The Complete String Quartet Cycle by Heitor Villa-Lobos

The following essay comes from a posting to the rec.music.classical newsgroup by Saul Bitran, 1st violinist of the Cuarteto Latinamericano.  It is reprinted here with Saul's permission.
 
 
As part of the 26th Festival Internacional Cervantino, the Cuarteto Latinoamericano from Mexico will perform the 17 string quartets by Heitor Villa-Lobos in five concerts (October 20, 21, 22, 24 and 25, in Guanajuato, Mexico). The ensemble is currently recording the cycle for Dorian Records, and the first three volumes are already in the market. 
According to Marcelo Rodolfo, of the Villa-Lobos 
Museum in Rio de Janeiro, Brazil, this will be the first performance ever of the Brazilian composer's complete quartet cycle.

These 17 works are a landmark in the 20th century chamber music output...

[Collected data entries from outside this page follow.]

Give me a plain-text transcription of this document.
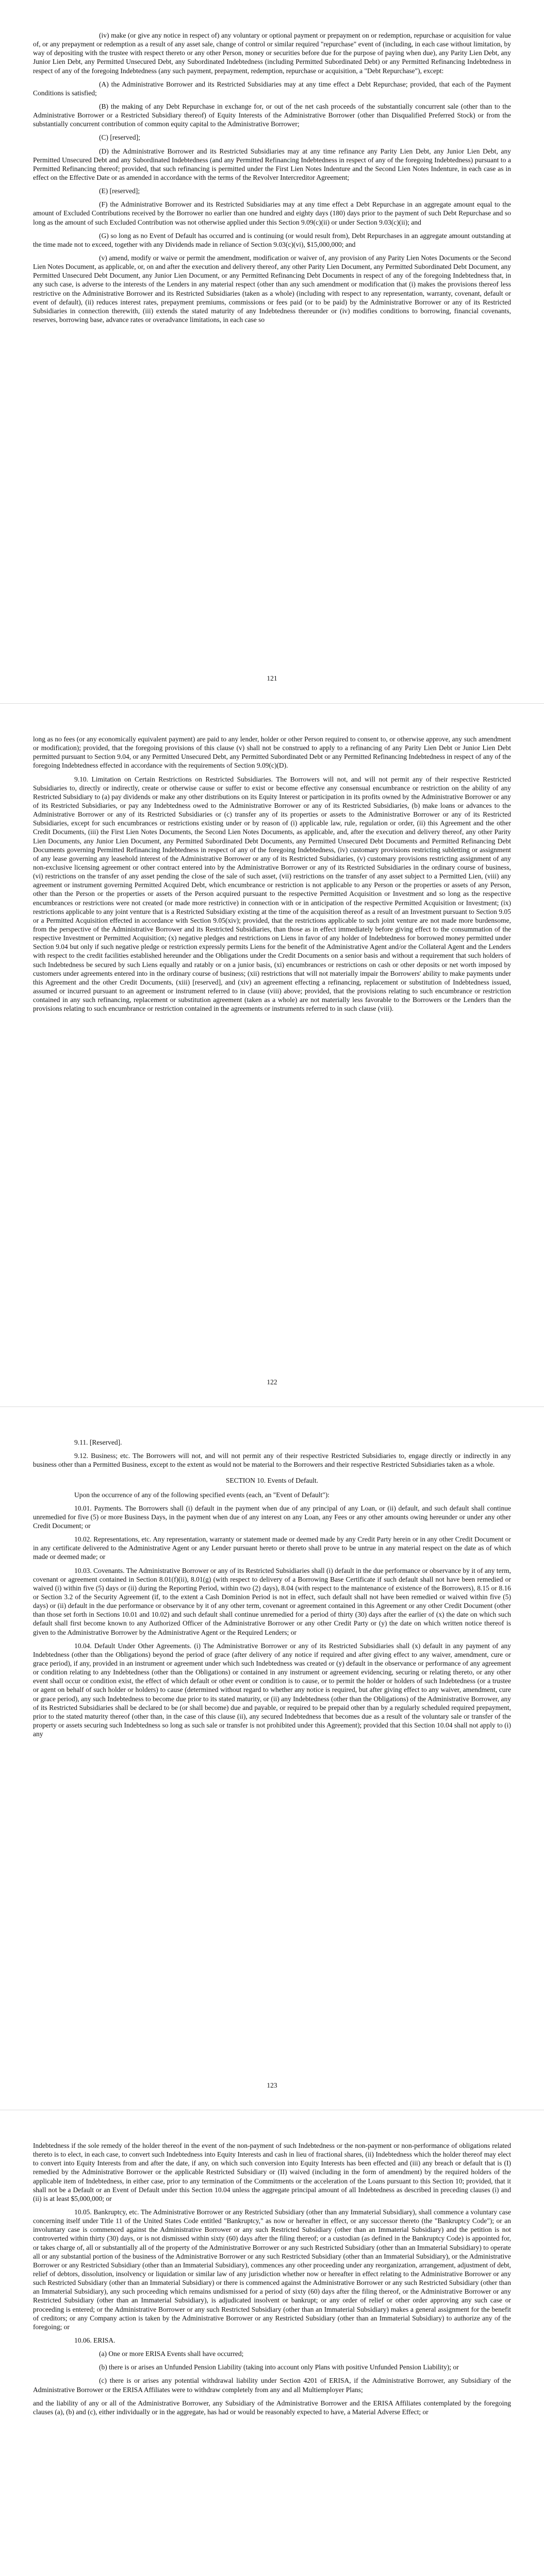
(iv) make (or give any notice in respect of) any voluntary or optional payment or prepayment on or redemption, repurchase or acquisition for value of, or any prepayment or redemption as a result of any asset sale, change of control or similar required "repurchase" event of (including, in each case without limitation, by way of depositing with the trustee with respect thereto or any other Person, money or securities before due for the purpose of paying when due), any Parity Lien Debt, any Junior Lien Debt, any Permitted Unsecured Debt, any Subordinated Indebtedness (including Permitted Subordinated Debt) or any Permitted Refinancing Indebtedness in respect of any of the foregoing Indebtedness (any such payment, prepayment, redemption, repurchase or acquisition, a "Debt Repurchase"), except:

(A) the Administrative Borrower and its Restricted Subsidiaries may at any time effect a Debt Repurchase; provided, that each of the Payment Conditions is satisfied;

(B) the making of any Debt Repurchase in exchange for, or out of the net cash proceeds of the substantially concurrent sale (other than to the Administrative Borrower or a Restricted Subsidiary thereof) of Equity Interests of the Administrative Borrower (other than Disqualified Preferred Stock) or from the substantially concurrent contribution of common equity capital to the Administrative Borrower;

(C) [reserved];

(D) the Administrative Borrower and its Restricted Subsidiaries may at any time refinance any Parity Lien Debt, any Junior Lien Debt, any Permitted Unsecured Debt and any Subordinated Indebtedness (and any Permitted Refinancing Indebtedness in respect of any of the foregoing Indebtedness) pursuant to a Permitted Refinancing thereof; provided, that such refinancing is permitted under the First Lien Notes Indenture and the Second Lien Notes Indenture, in each case as in effect on the Effective Date or as amended in accordance with the terms of the Revolver Intercreditor Agreement;

(E) [reserved];

(F) the Administrative Borrower and its Restricted Subsidiaries may at any time effect a Debt Repurchase in an aggregate amount equal to the amount of Excluded Contributions received by the Borrower no earlier than one hundred and eighty days (180) days prior to the payment of such Debt Repurchase and so long as the amount of such Excluded Contribution was not otherwise applied under this Section 9.09(c)(ii) or under Section 9.03(c)(ii); and

(G) so long as no Event of Default has occurred and is continuing (or would result from), Debt Repurchases in an aggregate amount outstanding at the time made not to exceed, together with any Dividends made in reliance of Section 9.03(c)(vi), $15,000,000; and

(v) amend, modify or waive or permit the amendment, modification or waiver of, any provision of any Parity Lien Notes Documents or the Second Lien Notes Document, as applicable, or, on and after the execution and delivery thereof, any other Parity Lien Document, any Permitted Subordinated Debt Document, any Permitted Unsecured Debt Document, any Junior Lien Document, or any Permitted Refinancing Debt Documents in respect of any of the foregoing Indebtedness that, in any such case, is adverse to the interests of the Lenders in any material respect (other than any such amendment or modification that (i) makes the provisions thereof less restrictive on the Administrative Borrower and its Restricted Subsidiaries (taken as a whole) (including with respect to any representation, warranty, covenant, default or event of default), (ii) reduces interest rates, prepayment premiums, commissions or fees paid (or to be paid) by the Administrative Borrower or any of its Restricted Subsidiaries in connection therewith, (iii) extends the stated maturity of any Indebtedness thereunder or (iv) modifies conditions to borrowing, financial covenants, reserves, borrowing base, advance rates or overadvance limitations, in each case so

121

long as no fees (or any economically equivalent payment) are paid to any lender, holder or other Person required to consent to, or otherwise approve, any such amendment or modification); provided, that the foregoing provisions of this clause (v) shall not be construed to apply to a refinancing of any Parity Lien Debt or Junior Lien Debt permitted pursuant to Section 9.04, or any Permitted Unsecured Debt, any Permitted Subordinated Debt or any Permitted Refinancing Indebtedness in respect of any of the foregoing Indebtedness effected in accordance with the requirements of Section 9.09(c)(D).

9.10. Limitation on Certain Restrictions on Restricted Subsidiaries. The Borrowers will not, and will not permit any of their respective Restricted Subsidiaries to, directly or indirectly, create or otherwise cause or suffer to exist or become effective any consensual encumbrance or restriction on the ability of any Restricted Subsidiary to (a) pay dividends or make any other distributions on its Equity Interest or participation in its profits owned by the Administrative Borrower or any of its Restricted Subsidiaries, or pay any Indebtedness owed to the Administrative Borrower or any of its Restricted Subsidiaries, (b) make loans or advances to the Administrative Borrower or any of its Restricted Subsidiaries or (c) transfer any of its properties or assets to the Administrative Borrower or any of its Restricted Subsidiaries, except for such encumbrances or restrictions existing under or by reason of (i) applicable law, rule, regulation or order, (ii) this Agreement and the other Credit Documents, (iii) the First Lien Notes Documents, the Second Lien Notes Documents, as applicable, and, after the execution and delivery thereof, any other Parity Lien Documents, any Junior Lien Document, any Permitted Subordinated Debt Documents, any Permitted Unsecured Debt Documents and Permitted Refinancing Debt Documents governing Permitted Refinancing Indebtedness in respect of any of the foregoing Indebtedness, (iv) customary provisions restricting subletting or assignment of any lease governing any leasehold interest of the Administrative Borrower or any of its Restricted Subsidiaries, (v) customary provisions restricting assignment of any non-exclusive licensing agreement or other contract entered into by the Administrative Borrower or any of its Restricted Subsidiaries in the ordinary course of business, (vi) restrictions on the transfer of any asset pending the close of the sale of such asset, (vii) restrictions on the transfer of any asset subject to a Permitted Lien, (viii) any agreement or instrument governing Permitted Acquired Debt, which encumbrance or restriction is not applicable to any Person or the properties or assets of any Person, other than the Person or the properties or assets of the Person acquired pursuant to the respective Permitted Acquisition or Investment and so long as the respective encumbrances or restrictions were not created (or made more restrictive) in connection with or in anticipation of the respective Permitted Acquisition or Investment; (ix) restrictions applicable to any joint venture that is a Restricted Subsidiary existing at the time of the acquisition thereof as a result of an Investment pursuant to Section 9.05 or a Permitted Acquisition effected in accordance with Section 9.05(xiv); provided, that the restrictions applicable to such joint venture are not made more burdensome, from the perspective of the Administrative Borrower and its Restricted Subsidiaries, than those as in effect immediately before giving effect to the consummation of the respective Investment or Permitted Acquisition; (x) negative pledges and restrictions on Liens in favor of any holder of Indebtedness for borrowed money permitted under Section 9.04 but only if such negative pledge or restriction expressly permits Liens for the benefit of the Administrative Agent and/or the Collateral Agent and the Lenders with respect to the credit facilities established hereunder and the Obligations under the Credit Documents on a senior basis and without a requirement that such holders of such Indebtedness be secured by such Liens equally and ratably or on a junior basis, (xi) encumbrances or restrictions on cash or other deposits or net worth imposed by customers under agreements entered into in the ordinary course of business; (xii) restrictions that will not materially impair the Borrowers' ability to make payments under this Agreement and the other Credit Documents, (xiii) [reserved], and (xiv) an agreement effecting a refinancing, replacement or substitution of Indebtedness issued, assumed or incurred pursuant to an agreement or instrument referred to in clause (viii) above; provided, that the provisions relating to such encumbrance or restriction contained in any such refinancing, replacement or substitution agreement (taken as a whole) are not materially less favorable to the Borrowers or the Lenders than the provisions relating to such encumbrance or restriction contained in the agreements or instruments referred to in such clause (viii).

122

9.11. [Reserved].

9.12. Business; etc. The Borrowers will not, and will not permit any of their respective Restricted Subsidiaries to, engage directly or indirectly in any business other than a Permitted Business, except to the extent as would not be material to the Borrowers and their respective Restricted Subsidiaries taken as a whole.

SECTION 10. Events of Default.

Upon the occurrence of any of the following specified events (each, an "Event of Default"):

10.01. Payments. The Borrowers shall (i) default in the payment when due of any principal of any Loan, or (ii) default, and such default shall continue unremedied for five (5) or more Business Days, in the payment when due of any interest on any Loan, any Fees or any other amounts owing hereunder or under any other Credit Document; or

10.02. Representations, etc. Any representation, warranty or statement made or deemed made by any Credit Party herein or in any other Credit Document or in any certificate delivered to the Administrative Agent or any Lender pursuant hereto or thereto shall prove to be untrue in any material respect on the date as of which made or deemed made; or

10.03. Covenants. The Administrative Borrower or any of its Restricted Subsidiaries shall (i) default in the due performance or observance by it of any term, covenant or agreement contained in Section 8.01(f)(ii), 8.01(g) (with respect to delivery of a Borrowing Base Certificate if such default shall not have been remedied or waived (i) within five (5) days or (ii) during the Reporting Period, within two (2) days), 8.04 (with respect to the maintenance of existence of the Borrowers), 8.15 or 8.16 or Section 3.2 of the Security Agreement (if, to the extent a Cash Dominion Period is not in effect, such default shall not have been remedied or waived within five (5) days) or (ii) default in the due performance or observance by it of any other term, covenant or agreement contained in this Agreement or any other Credit Document (other than those set forth in Sections 10.01 and 10.02) and such default shall continue unremedied for a period of thirty (30) days after the earlier of (x) the date on which such default shall first become known to any Authorized Officer of the Administrative Borrower or any other Credit Party or (y) the date on which written notice thereof is given to the Administrative Borrower by the Administrative Agent or the Required Lenders; or

10.04. Default Under Other Agreements. (i) The Administrative Borrower or any of its Restricted Subsidiaries shall (x) default in any payment of any Indebtedness (other than the Obligations) beyond the period of grace (after delivery of any notice if required and after giving effect to any waiver, amendment, cure or grace period), if any, provided in an instrument or agreement under which such Indebtedness was created or (y) default in the observance or performance of any agreement or condition relating to any Indebtedness (other than the Obligations) or contained in any instrument or agreement evidencing, securing or relating thereto, or any other event shall occur or condition exist, the effect of which default or other event or condition is to cause, or to permit the holder or holders of such Indebtedness (or a trustee or agent on behalf of such holder or holders) to cause (determined without regard to whether any notice is required, but after giving effect to any waiver, amendment, cure or grace period), any such Indebtedness to become due prior to its stated maturity, or (ii) any Indebtedness (other than the Obligations) of the Administrative Borrower, any of its Restricted Subsidiaries shall be declared to be (or shall become) due and payable, or required to be prepaid other than by a regularly scheduled required prepayment, prior to the stated maturity thereof (other than, in the case of this clause (ii), any secured Indebtedness that becomes due as a result of the voluntary sale or transfer of the property or assets securing such Indebtedness so long as such sale or transfer is not prohibited under this Agreement); provided that this Section 10.04 shall not apply to (i) any

123

Indebtedness if the sole remedy of the holder thereof in the event of the non-payment of such Indebtedness or the non-payment or non-performance of obligations related thereto is to elect, in each case, to convert such Indebtedness into Equity Interests and cash in lieu of fractional shares, (ii) Indebtedness which the holder thereof may elect to convert into Equity Interests from and after the date, if any, on which such conversion into Equity Interests has been effected and (iii) any breach or default that is (I) remedied by the Administrative Borrower or the applicable Restricted Subsidiary or (II) waived (including in the form of amendment) by the required holders of the applicable item of Indebtedness, in either case, prior to any termination of the Commitments or the acceleration of the Loans pursuant to this Section 10; provided, that it shall not be a Default or an Event of Default under this Section 10.04 unless the aggregate principal amount of all Indebtedness as described in preceding clauses (i) and (ii) is at least $5,000,000; or

10.05. Bankruptcy, etc. The Administrative Borrower or any Restricted Subsidiary (other than any Immaterial Subsidiary), shall commence a voluntary case concerning itself under Title 11 of the United States Code entitled "Bankruptcy," as now or hereafter in effect, or any successor thereto (the "Bankruptcy Code"); or an involuntary case is commenced against the Administrative Borrower or any such Restricted Subsidiary (other than an Immaterial Subsidiary) and the petition is not controverted within thirty (30) days, or is not dismissed within sixty (60) days after the filing thereof; or a custodian (as defined in the Bankruptcy Code) is appointed for, or takes charge of, all or substantially all of the property of the Administrative Borrower or any such Restricted Subsidiary (other than an Immaterial Subsidiary) to operate all or any substantial portion of the business of the Administrative Borrower or any such Restricted Subsidiary (other than an Immaterial Subsidiary), or the Administrative Borrower or any Restricted Subsidiary (other than an Immaterial Subsidiary), commences any other proceeding under any reorganization, arrangement, adjustment of debt, relief of debtors, dissolution, insolvency or liquidation or similar law of any jurisdiction whether now or hereafter in effect relating to the Administrative Borrower or any such Restricted Subsidiary (other than an Immaterial Subsidiary) or there is commenced against the Administrative Borrower or any such Restricted Subsidiary (other than an Immaterial Subsidiary), any such proceeding which remains undismissed for a period of sixty (60) days after the filing thereof, or the Administrative Borrower or any Restricted Subsidiary (other than an Immaterial Subsidiary), is adjudicated insolvent or bankrupt; or any order of relief or other order approving any such case or proceeding is entered; or the Administrative Borrower or any such Restricted Subsidiary (other than an Immaterial Subsidiary) makes a general assignment for the benefit of creditors; or any Company action is taken by the Administrative Borrower or any Restricted Subsidiary (other than an Immaterial Subsidiary) to authorize any of the foregoing; or

10.06. ERISA.

(a) One or more ERISA Events shall have occurred;

(b) there is or arises an Unfunded Pension Liability (taking into account only Plans with positive Unfunded Pension Liability); or

(c) there is or arises any potential withdrawal liability under Section 4201 of ERISA, if the Administrative Borrower, any Subsidiary of the Administrative Borrower or the ERISA Affiliates were to withdraw completely from any and all Multiemployer Plans;

and the liability of any or all of the Administrative Borrower, any Subsidiary of the Administrative Borrower and the ERISA Affiliates contemplated by the foregoing clauses (a), (b) and (c), either individually or in the aggregate, has had or would be reasonably expected to have, a Material Adverse Effect; or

These 17 works are a landmark in the 20th century chamber music output, not only quantitatively,  (an amount equaled only by Milhaud and Shostakovich), but especially because of their high quality. Villa-Lobos wrote quartets throughout his lifetime, allowing us to follow the composer's musical development step by step. The first Quartet was written in 1915 and the last one in 1957, only two years before his death. 
Even though all quartets share some common features  (richness of timbre, virtuosic instrumental writing, an astonishing abundance of melodic material, the nostalgic character of the slow movements, among others), they clearly reflect three groups, defined both stylistically and chronologically: 
  Quartets 1 to 6 (1915 to 1938) share the unmistakable influence of popular Brazilian music, French Impressionism and the interest for unusual performance techniques and original sonorities (abundant use of pizziccatti, harmonics, mutes, etc).

...an unparalleled milestone in 20th Century quartet literature...

The second group, (Quartets 7 to 9, 1941 to 1945) represents the pivotal part of the cycle. The depth of their expression, their harmonic sophistication, its counterpointal richness, the high level of instrumental difficulty and sheer length make them an unparalleled milestone in 20th Century quartet literature. 
The last seven quartets, (Quartets 10 to 17, 1946 to 1957) mark a return to a simpler, almost neoclassical compositional approach. The counterpoint becomes transparent and the rhythms simpler, although ever ingenious.